Negron isn't shy about dangling a carrot as further incentive. In August the Yankees will be holding organization tryouts at Yankee Stadium and Negron's players have as good a chance as anyone. If they're good enough, and play hard enough, they will earn an invite. In January the team was provided a small sampling when it traveled to Tampa, Fla., to play at George M. Steinbrenner field before pro scouts.

"We're just trying to do the right thing by them," Negron said. "They're hustling and trying to make it. The youngest player is 14 and the oldest player is 18. The 18-year-olds we're trying to see if they work hard enough they'll be here for the tryouts in August. If they're willing to work we'll do whatever we can for them.

"Hank's Yanks came together to play baseball and represent the Yankees franchise. We're doing it respect and working hard to get to the next level."

Hank's Yanks began play last weekend when during an exhibition tournament they advanced to the finals by winning a doubleheader before losing the championship game. Opening Day was last Thursday and they started the regular season in memorable fashion when Leonel Vinas tossed a no-hitter and struck out 18 in a 5-0 win over the Long Island Giants. Said Hank Steinbrenner, through Negron, after the game, "I'm very proud of my baby Yanks. My big Yanks ain't too bad either."

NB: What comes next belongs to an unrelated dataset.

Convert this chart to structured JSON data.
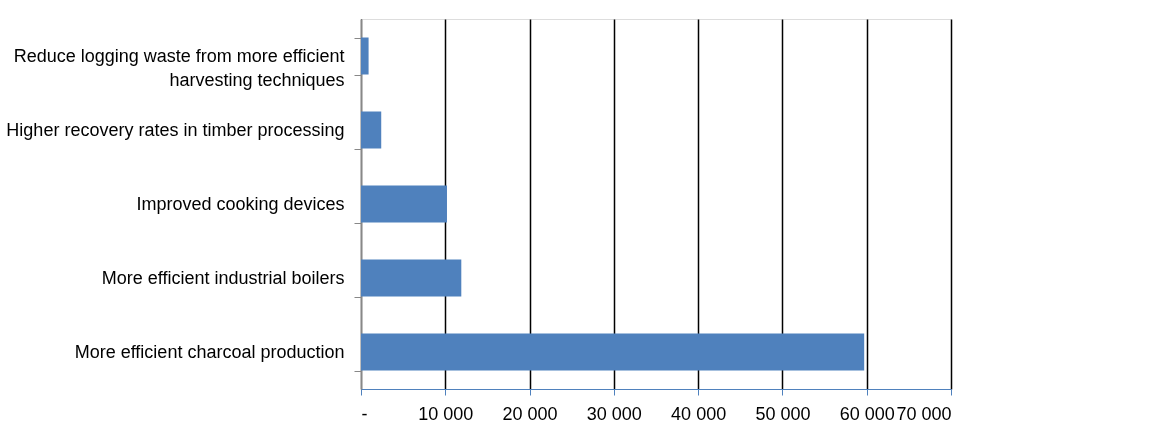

"Just to hear the name Steinbrenner is great," said Vinas, anointed as one of the team leaders. "He's told us to make the Yankees proud, to play with attitude and be yourself."

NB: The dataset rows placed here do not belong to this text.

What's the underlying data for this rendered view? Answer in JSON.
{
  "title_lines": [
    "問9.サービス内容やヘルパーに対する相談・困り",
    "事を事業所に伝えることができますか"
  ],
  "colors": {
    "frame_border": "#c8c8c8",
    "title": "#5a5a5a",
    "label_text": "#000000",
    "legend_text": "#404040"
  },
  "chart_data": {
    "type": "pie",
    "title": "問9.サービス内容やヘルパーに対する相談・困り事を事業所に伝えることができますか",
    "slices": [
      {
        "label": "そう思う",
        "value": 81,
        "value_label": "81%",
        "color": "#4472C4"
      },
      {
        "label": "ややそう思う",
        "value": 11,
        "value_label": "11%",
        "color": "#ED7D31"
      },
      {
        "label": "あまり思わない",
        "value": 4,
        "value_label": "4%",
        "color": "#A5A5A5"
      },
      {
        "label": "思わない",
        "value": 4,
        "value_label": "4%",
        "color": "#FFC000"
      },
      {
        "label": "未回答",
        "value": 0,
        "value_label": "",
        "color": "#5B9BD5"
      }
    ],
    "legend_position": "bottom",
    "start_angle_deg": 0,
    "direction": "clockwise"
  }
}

Hank Steinbrenner is watching his team very closely too. After every game he calls Negron to ask how they did, and if they lose he wants to know why. Following the exhibition tournament loss, Negron told Steinbrenner the bad news. Steinbrenner responded by kiddingly telling him, "You're fired." During the time George Steinbrenner roared loudest, he fought for every inch, every advantage, to ensure a Yankees victory. If you ask Hank Steinbrenner, the stakes with Hank's Yanks are just as high, if not higher. These kids need a mentor and behind the emotional support of the Yankees they've risen from their personal depths to make a comeback in the most important game, life.

"Hank is supporting them not just financially, but spiritually," Negron said. "The fact that he's stepped up is great. It's another Yankee miracle."